Published on Wednesday, March 27th, 2019 by

ACT Chalk Talk #16

The ACT and SAT have been plastered across headlines for the past couple weeks as federal prosecution of a college admissions cheating operation expands to fifty people, including actress Lori Loughlin of Full House fame. [Link]

Famous, wealthy individuals stacked the deck for their children by bribing university officials and getting a helping hand from corrupt ACT and SAT test proctors. The public is reeling from revelations that our supposedly meritocratic university system might not be the great equalizer that post-secondary marketing teams want us to believe. 

But, to me, the truly shocking story is that even if everyone played by the rules, the deck is impossibly stacked against students from low-income families. This story is told in one graphic provided by ACT, Inc., from its 2015 report, The Condition of College Readiness: Students from Low-Income Families. [Link]

In 2015, 85% of students from high-income families graduated high school ready for college-level English courses, compared to only 44% of students from low-income families. Even worse is the gap in math. 65% of students from high-income families graduated ready for college-level math courses, almost three times more than the percentage from low-income families. Students who don’t score college ready by the time they graduate will have to take remedial, not-for-credit courses at college, and they’re more likely to drop out before earning a degree. 

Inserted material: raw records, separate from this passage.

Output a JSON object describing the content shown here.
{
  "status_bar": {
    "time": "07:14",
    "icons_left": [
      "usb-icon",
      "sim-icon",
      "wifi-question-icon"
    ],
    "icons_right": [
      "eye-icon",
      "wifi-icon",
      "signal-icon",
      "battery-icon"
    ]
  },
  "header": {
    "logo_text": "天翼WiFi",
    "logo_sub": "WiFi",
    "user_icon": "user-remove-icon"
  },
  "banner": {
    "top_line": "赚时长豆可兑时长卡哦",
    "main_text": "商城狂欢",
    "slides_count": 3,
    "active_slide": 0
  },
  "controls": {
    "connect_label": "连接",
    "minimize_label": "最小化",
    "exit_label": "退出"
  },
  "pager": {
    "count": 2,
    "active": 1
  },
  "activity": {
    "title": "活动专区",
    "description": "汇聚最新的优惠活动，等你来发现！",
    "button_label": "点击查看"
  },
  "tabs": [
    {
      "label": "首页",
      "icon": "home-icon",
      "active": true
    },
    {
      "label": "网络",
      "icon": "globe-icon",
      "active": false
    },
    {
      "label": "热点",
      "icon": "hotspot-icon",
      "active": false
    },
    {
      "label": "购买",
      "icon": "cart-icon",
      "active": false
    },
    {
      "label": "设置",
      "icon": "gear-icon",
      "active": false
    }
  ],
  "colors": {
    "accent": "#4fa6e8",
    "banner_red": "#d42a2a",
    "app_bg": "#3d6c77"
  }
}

Why the score gaps? According to a comprehensive study by the New York Times, poor school districts in the U.S. average two grade levels behind, while the more affluent districts average two grade levels ahead. That’s the difference between a student taking the ACT as a freshman in high school and as a freshman in college!

MasteryPrep’s mission is to help close these gaps by making the ACT and SAT approachable for low-income, first-generation students. We do this by helping your school provide effective, engaging prep for all of your students, no matter their income levels or backgrounds. We’re here to help you level the playing field. We believe that every student can graduate high school college ready, and we also believe that every student deserves to. 

We hope that all those involved in the cheating scandal are brought to justice, and that all of this media attention and public outrage results in fairer access to opportunity for all students. But we also hope that this event becomes an inflection point for our K–12 education system in general. There are programs that are tireless champions for equity in college access, TRIO and GEAR UP foremost among them. These programs provide direct support for low-income, first-generation students while in high school. They truly level the playing field. If we really do want college admissions to be fair, it starts with supporting low-income students in earlier grades. It starts with providing further support to TRIO, GEAR UP, and other programs like them.